"Азиза Ахмедова. Апшеронская баллада " - читать интересную книгу автора

Забор у нас был низкий, сложенный из плоских, хорошо подогнанных друг к
другу камней, без всякого цемента или глины. Такими же невысокими были
заборы-изгороди наших соседей, все видели друг друга, целый день
переговаривались, ссорились и мирились... Но главное - ощущение общности,
искреннее желание в любой час прийти на помощь друг другу.
Море я любила какой-то особенной, восторженной любовью. Дача наша
находилась почти на самом берегу, и я по нескольку раз в день бегала к
Каспию, с изумлением наблюдала изменчивую игру красок - от лазурно-голубой,
синей с прозеленью до мрачно-свинцовой в ненастные, пасмурные дни. Однажды я
увидела на берегу большого мертвого журавля. Очевидно, птица умирала долго и
мучительно, билась крыльями, стараясь взлететь вслед за журавлиной стаей. Я
подошла поближе, потрогала перья на распластанных крыльях и увидела
запекшуюся кровь на брюшке. Я побежала за дедом - а вдруг еще можно спасти,
что-нибудь сделать?
- Эту прекрасную птицу убили, - сказал дедушка. - Пойдем отсюда.
Остальное сделают шакалы.
Весь день я была сама не своя, без причины принималась плакать. И долго
не могла заснуть, лежала на балконе и смотрела в небо. Ночь была безлунной,
с яркой россыпью больших, мерцающих звезд. Этот переливающийся свет
беспокоил меня, наполнял смутной тревогой. Вдруг в бесконечном море мрака
блеснули два белоснежных пятна - журавли плыли в мою сторону. Они парили,
расправив большие крылья, - такие гордые, Красивые. Но что это? Тишина
вздрогнула от оглушительного выстрела. Я услышала крик смертельно раненной
птицы, увидела, как она камнем падает вниз.
Меня разбудила мама.
- Что с тобой, доченька? Ты стонешь во сне. Вставай, перебирайся в
комнату! Смотри, как хмурится небо. Дождь будет.
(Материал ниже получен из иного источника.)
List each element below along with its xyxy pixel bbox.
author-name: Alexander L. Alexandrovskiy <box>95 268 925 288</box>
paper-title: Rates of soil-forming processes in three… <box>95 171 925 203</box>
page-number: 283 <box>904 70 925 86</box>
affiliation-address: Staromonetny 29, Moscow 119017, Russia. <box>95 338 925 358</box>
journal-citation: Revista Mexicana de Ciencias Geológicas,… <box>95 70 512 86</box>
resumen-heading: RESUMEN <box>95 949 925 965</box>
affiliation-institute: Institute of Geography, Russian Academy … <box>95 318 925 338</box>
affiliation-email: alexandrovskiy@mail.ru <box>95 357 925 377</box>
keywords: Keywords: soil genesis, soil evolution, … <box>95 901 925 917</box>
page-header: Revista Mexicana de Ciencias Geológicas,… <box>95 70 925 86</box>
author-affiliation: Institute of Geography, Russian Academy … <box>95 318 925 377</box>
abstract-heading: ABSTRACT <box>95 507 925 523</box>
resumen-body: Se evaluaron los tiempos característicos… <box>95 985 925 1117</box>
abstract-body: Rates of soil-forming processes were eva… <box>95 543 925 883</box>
И в самом деле, через несколько секунд ночную темноту вспороло лезвие
сверкнувшей молнии. Еще под впечатлением сна я смотрела на небо, где мне
казалось, все падала, падала серебристая птица. Я тряслась, прижималась к
матери, вскрикивая от раскатов грома.
Много лет спустя, уже после войны, впервые в жизни разглядывая на
кардиограмме неровные импульсы своего больного сердца, я вспомнила ту
грозовую ночь. Вот так же во мраке, казалось, грохотало невидимое сердце
Вселенной, вычерчивая ослепительными вспышками сокрушающее биенье.
К рассвету, выбившись из сил, утихла гроза, расшвыряв сорванные
заборчики, старые крыши, забытое на веревке белье. Через некоторое время
утих и Каспий. Что только не находили мы на его берегу после шторма бревна,
мертвых рыб, спутанные космы водорослей...
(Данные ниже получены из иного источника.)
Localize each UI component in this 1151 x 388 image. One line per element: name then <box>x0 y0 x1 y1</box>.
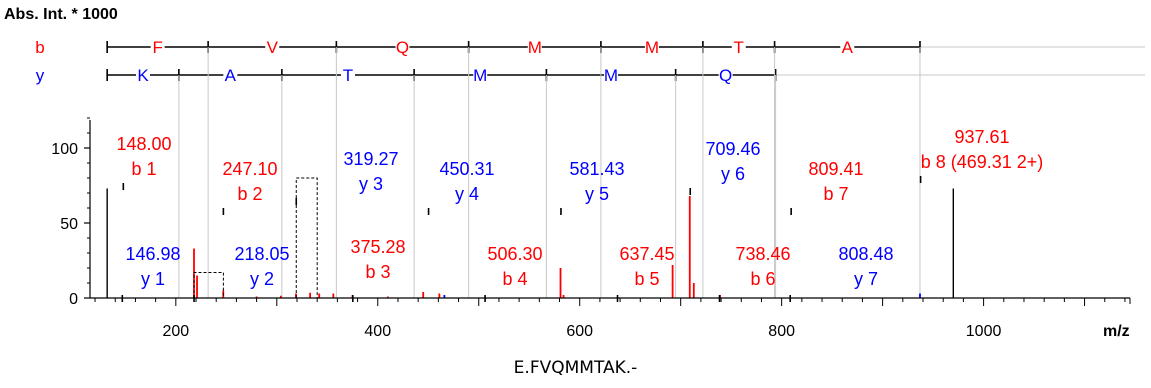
peptide-caption: E.FVQMMTAK.- <box>513 358 638 378</box>
fragment-mz-label: 738.46 <box>735 244 790 264</box>
fragment-ion-label: b 6 <box>750 269 775 289</box>
fragment-labels: 148.00 b 1 247.10 b 2 319.27 y 3 450.31 y 4 581.… <box>116 127 1043 289</box>
residue-label-bg <box>840 38 855 56</box>
fragment-mz-label: 581.43 <box>569 159 624 179</box>
fragment-mz-label: 375.28 <box>350 237 405 257</box>
y-tick-label: 0 <box>69 291 78 308</box>
y-tick-label: 50 <box>60 216 78 233</box>
residue-label: M <box>604 66 618 85</box>
fragment-ion-label: b 3 <box>365 262 390 282</box>
fragment-ion-label: y 4 <box>455 184 479 204</box>
fragment-ion-label: b 1 <box>131 159 156 179</box>
fragment-mz-label: 709.46 <box>705 139 760 159</box>
fragment-mz-label: 637.45 <box>619 244 674 264</box>
residue-label-bg <box>136 66 151 84</box>
fragment-mz-label: 218.05 <box>234 244 289 264</box>
residue-label: M <box>645 38 659 57</box>
residue-label-bg <box>395 38 410 56</box>
residue-label: K <box>137 66 149 85</box>
y-axis-label: Abs. Int. * 1000 <box>4 6 118 23</box>
fragment-mz-label: 146.98 <box>125 244 180 264</box>
fragment-mz-label: 809.41 <box>808 159 863 179</box>
fragment-ion-label: b 7 <box>823 184 848 204</box>
residue-label-bg <box>265 38 280 56</box>
dashed-region-y2 <box>193 272 224 298</box>
residue-label: T <box>734 38 744 57</box>
residue-label-bg <box>718 66 733 84</box>
fragment-mz-label: 506.30 <box>487 244 542 264</box>
fragment-mz-label: 319.27 <box>343 149 398 169</box>
fragment-ion-label: y 5 <box>585 184 609 204</box>
fragment-ion-label: y 7 <box>854 269 878 289</box>
spectrum-peaks <box>106 177 955 298</box>
fragment-ion-label: y 3 <box>359 174 383 194</box>
fragment-mz-label: 450.31 <box>439 159 494 179</box>
fragment-ion-label: y 2 <box>250 269 274 289</box>
x-axis-label: m/z <box>1103 323 1130 340</box>
residue-label-bg <box>473 66 488 84</box>
axes: 0 50 100 200 400 600 800 1000 <box>51 117 1131 340</box>
residue-label: M <box>473 66 487 85</box>
residue-label-bg <box>527 38 542 56</box>
fragment-mz-label: 148.00 <box>116 134 171 154</box>
residue-label-bg <box>731 38 746 56</box>
residue-label-bg <box>644 38 659 56</box>
residue-label-bg <box>340 66 355 84</box>
x-tick-label: 600 <box>566 323 593 340</box>
residue-label: F <box>152 38 162 57</box>
fragment-mz-label: 937.61 <box>954 127 1009 147</box>
residue-label: M <box>528 38 542 57</box>
fragment-guide-lines <box>178 47 921 298</box>
fragment-ion-label: b 4 <box>502 269 527 289</box>
dashed-region-y3 <box>295 177 318 298</box>
residue-label: A <box>225 66 237 85</box>
residue-label: T <box>343 66 353 85</box>
residue-label: Q <box>719 66 732 85</box>
sequence-ladders: b F V Q M M T Ay K A T M M Q <box>35 38 1145 85</box>
residue-label-bg <box>150 38 165 56</box>
fragment-ion-label: y 6 <box>721 164 745 184</box>
x-tick-label: 1000 <box>966 323 1002 340</box>
fragment-ion-label: b 5 <box>634 269 659 289</box>
x-tick-label: 800 <box>768 323 795 340</box>
fragment-ion-label: y 1 <box>141 269 165 289</box>
fragment-ion-label: b 2 <box>237 184 262 204</box>
fragment-mz-label: 808.48 <box>838 244 893 264</box>
fragment-ion-label: b 8 (469.31 2+) <box>921 152 1044 172</box>
ladder-series-label: y <box>36 66 45 85</box>
x-tick-label: 200 <box>162 323 189 340</box>
x-tick-label: 400 <box>364 323 391 340</box>
residue-label: A <box>842 38 854 57</box>
residue-label: V <box>267 38 279 57</box>
fragment-mz-label: 247.10 <box>222 159 277 179</box>
y-tick-label: 100 <box>51 141 78 158</box>
residue-label-bg <box>223 66 238 84</box>
residue-label-bg <box>604 66 619 84</box>
residue-label: Q <box>396 38 409 57</box>
ladder-series-label: b <box>35 38 44 57</box>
Я любила приходить в такие утра на берег смотреть, как очистило себя
море от всего лишнего. Да и с пустыми руками возвращаться домой было нельзя,
бабушка обязательно начнет ворчать. Я нехотя возвращалась на берег, собирала
в мешок щепки, доски от разбитых ящиков и волоком тащила домой тяжелый груз.
Сухими досками мы разжигали самовар. Неплохо горели и испачканные в мазуте
щепки; они вспыхивали быстро, сильно, так, что начинала петь дымоотводная
труба. Бабушка наливала в самовар воду. Самовар, будто испугавшись холода,
умолкал, затем начинал посапывать, вздыхать и, наконец, заводил тихую,
умиротворяющую песню. Сверх конфорки водружался заварной чайник. Ох, как
вкусен после моря крепкий, ароматный чай! Бабушка то и дело подливала себе
заварки, и суховатое, всегда раздраженное лицо ее добрело.